Christian Littlewood, a former corporate financier with Dresdner Kleinwort Wasserstein and Shore Capital, has been jailed for 40 months for his part in the trades. The term, the longest insider dealing sentence to date, is the latest in a string of victories for the Financial Services Authority (FSA), which has stepped up its enforcement drive since the financial crisis.
Littlewood's wife, Angie, received a 12-month suspended sentence, while her friend Helmy Omar Sa'aid was sentenced to two years and ordered to pay £640,000 in confiscation.
The judge, Anthony Leonard QC, said he had stopped short of sending Angie Littlewood to jail as he considered it "unjust" to separate a mother from her children.
The Littlewoods were arrested in March 2009 and pleaded guilty in October last year, while Sa'aid was extradited from the Comoros Islands in March 2010 and pleaded guilty earlier this month.
In all, the three pleaded guilty to eight counts of insider dealing in a number of London-listed shares between 2000 and 2008.
The insider dealing only came to light after suspicious share purchases by Sa'aid ahead of the Highway Insurance takeover in 2008. Looking at his trading records, the FSA noticed other suspicious trades connected to 21 deal announcements.
Though Dresdner bankers were known to have worked on a number of those deals, they had not been employed on the Highway transaction.
The penny dropped when investigators spotted that Christian Littlewood, a Shore Capital banker on the Highway deal, used to work at the German firm.

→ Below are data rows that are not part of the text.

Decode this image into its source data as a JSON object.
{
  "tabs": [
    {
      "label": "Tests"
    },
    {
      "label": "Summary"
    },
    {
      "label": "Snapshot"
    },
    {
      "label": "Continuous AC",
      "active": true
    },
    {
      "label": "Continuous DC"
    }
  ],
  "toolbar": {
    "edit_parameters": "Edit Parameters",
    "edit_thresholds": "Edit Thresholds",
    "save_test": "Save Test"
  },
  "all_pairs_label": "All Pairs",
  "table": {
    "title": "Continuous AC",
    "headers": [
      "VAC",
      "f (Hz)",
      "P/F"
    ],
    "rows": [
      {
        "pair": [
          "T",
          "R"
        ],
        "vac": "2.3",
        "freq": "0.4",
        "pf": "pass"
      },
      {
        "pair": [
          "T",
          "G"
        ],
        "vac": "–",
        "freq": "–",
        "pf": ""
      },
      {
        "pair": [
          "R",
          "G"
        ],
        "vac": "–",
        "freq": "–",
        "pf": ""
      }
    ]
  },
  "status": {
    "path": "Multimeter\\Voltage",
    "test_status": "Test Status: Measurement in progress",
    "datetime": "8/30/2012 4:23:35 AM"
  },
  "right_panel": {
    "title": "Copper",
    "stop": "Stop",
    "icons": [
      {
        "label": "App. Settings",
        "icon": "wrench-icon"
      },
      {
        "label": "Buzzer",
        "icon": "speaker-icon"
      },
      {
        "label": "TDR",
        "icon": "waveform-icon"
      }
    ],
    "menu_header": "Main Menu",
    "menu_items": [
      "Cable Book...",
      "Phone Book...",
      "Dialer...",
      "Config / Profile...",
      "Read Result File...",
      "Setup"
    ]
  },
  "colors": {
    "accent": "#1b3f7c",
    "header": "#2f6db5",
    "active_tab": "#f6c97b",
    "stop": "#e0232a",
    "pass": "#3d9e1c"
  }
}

As the inquiry progressed, the FSA took a closer look at movements of money between Sa'aid and an individual named Siew Yoon Lew.
The link proved crucial to the unravelling of the insider trading as further investigations revealed that Lew was, in fact, Angie Littlewood, who had been using her maiden name in certain trades and in dealings with Sa'aid, a friend from Singapore.
During the investigation, the FSA trawled through mountains of data, including a floppy disk found in the Littlewoods' garden shed detailing how some of the profits were divided.
At the sentencing, Littlewood's lawyer claimed that Littlewood and Sa'aid were more culpable as his client was unaware of the scale of the trades - a suggestion dismissed by the judge.